The First Sixty Seconds
Methodology sounds slow, and incidents aren’t. So here is the compromise, straight from the book and from Netflix practice before that: ten commands, about a minute, nothing but tools already installed on any reasonable Linux box. It’s an abbreviated USE pass over the major resources.
uptime # load averages: rising or falling? compare 1/5/15 min
dmesg -T | tail # kernel errors, OOM kills. errors first, remember
vmstat -SM 1 # run queue length, free memory, swapping, system-wide CPU
mpstat -P ALL 1 # per-CPU balance: one hot CPU = single-threaded bottleneck
pidstat 1 # which processes, user vs system time
iostat -sxz 1 # disk: IOPS, throughput, await, %util
free -m # memory, including how much is really page cache
sar -n DEV 1 # network device throughput, packets/s
sar -n TCP,ETCP 1 # connection rates and, critically, retransmits
top # tie it together, catch anything the others missed
A few of these repay attention to detail. The three load averages in uptime
are an instant trend line: if the 1-minute number is well below the 15-minute
number, the event may already be over and you’re doing archaeology. dmesg
is second on purpose. An OOM kill explains a lot of mysteries in one line,
and almost nobody checks. In vmstat, the r column is the saturation
metric for CPUs: runnable threads, counting the ones executing. When it
exceeds the CPU count, threads are queueing. mpstat -P ALL catches the
classic case the system-wide average hides, which is one CPU pinned at 100%
by a single-threaded process while fifteen others idle, reported as “6% CPU
usage.” And the ETCP retransmit counters are the fastest cheap signal that
the problem might genuinely be the network, with data this time, before
you go talk to the network team.
Sixty seconds, and you’ve either found a smoking gun or, just as usefully, ruled out entire subsystems and earned the right to slow down and do real analysis on what’s left.
Why This Matters
Tools age; the method doesn’t. vmstat columns have looked the same for
decades, the BPF tools we’ll use later didn’t exist ten years ago, and
whatever replaces them will answer the same three questions about the same
short list of resources. Learn the questions and every new tool is just a
better flashlight, pointed this time at where you actually dropped the keys.
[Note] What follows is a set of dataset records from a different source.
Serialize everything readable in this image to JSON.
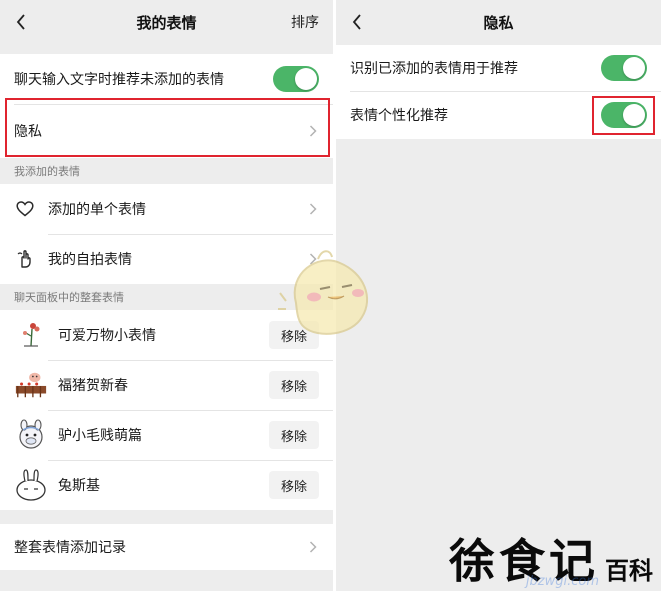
{
  "left_panel": {
    "title": "我的表情",
    "action": "排序",
    "recommend_row": {
      "label": "聊天输入文字时推荐未添加的表情",
      "toggle_on": true
    },
    "privacy_row": {
      "label": "隐私"
    },
    "added_section": {
      "header": "我添加的表情",
      "items": [
        {
          "label": "添加的单个表情",
          "icon": "heart-icon"
        },
        {
          "label": "我的自拍表情",
          "icon": "selfie-hand-icon"
        }
      ]
    },
    "packs_section": {
      "header": "聊天面板中的整套表情",
      "items": [
        {
          "label": "可爱万物小表情",
          "button": "移除",
          "thumb": "flower-sticker-thumb"
        },
        {
          "label": "福猪贺新春",
          "button": "移除",
          "thumb": "pig-sticker-thumb"
        },
        {
          "label": "驴小毛贱萌篇",
          "button": "移除",
          "thumb": "donkey-sticker-thumb"
        },
        {
          "label": "兔斯基",
          "button": "移除",
          "thumb": "rabbit-sticker-thumb"
        }
      ]
    },
    "history_row": {
      "label": "整套表情添加记录"
    }
  },
  "right_panel": {
    "title": "隐私",
    "rows": [
      {
        "label": "识别已添加的表情用于推荐",
        "toggle_on": true
      },
      {
        "label": "表情个性化推荐",
        "toggle_on": true
      }
    ]
  },
  "colors": {
    "toggle_on": "#4bb568",
    "highlight": "#e0242f",
    "background": "#ededed"
  },
  "watermark": {
    "main": "徐食记",
    "sub": "百科",
    "small": "jbzwgi.com"
  }
}
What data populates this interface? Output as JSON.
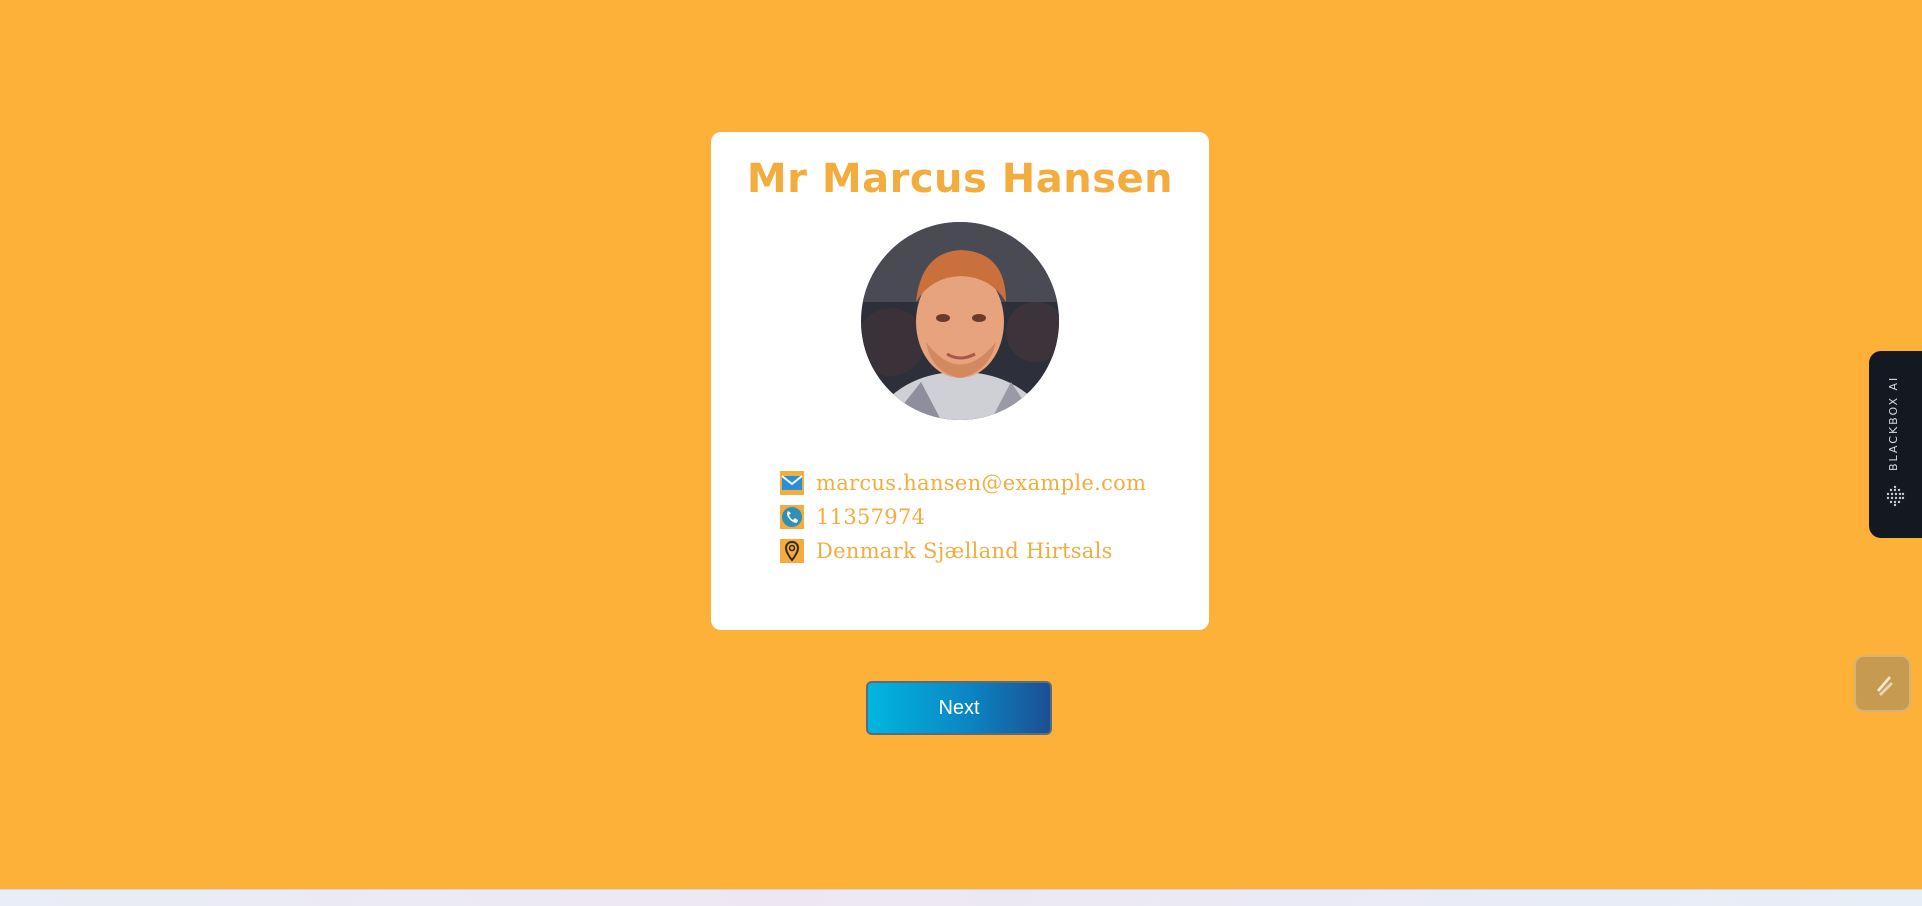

Next post: how observability on Linux actually works under the tools.
/proc and counters, tracepoints, kprobes, uprobes, PMCs, and where perf,
Ftrace, and BPF fit. That’s the foundation the rest of the series builds on.
References
- Gregg, B. (2020). Systems Performance: Enterprise and the Cloud, 2nd Edition. Addison-Wesley. Chapters 1–2.
- Gregg, B. (2019). BPF Performance Tools. Addison-Wesley. Chapter 3.
- Gregg, B. (2015). Linux Performance Analysis in 60,000 Milliseconds. Netflix Technology Blog.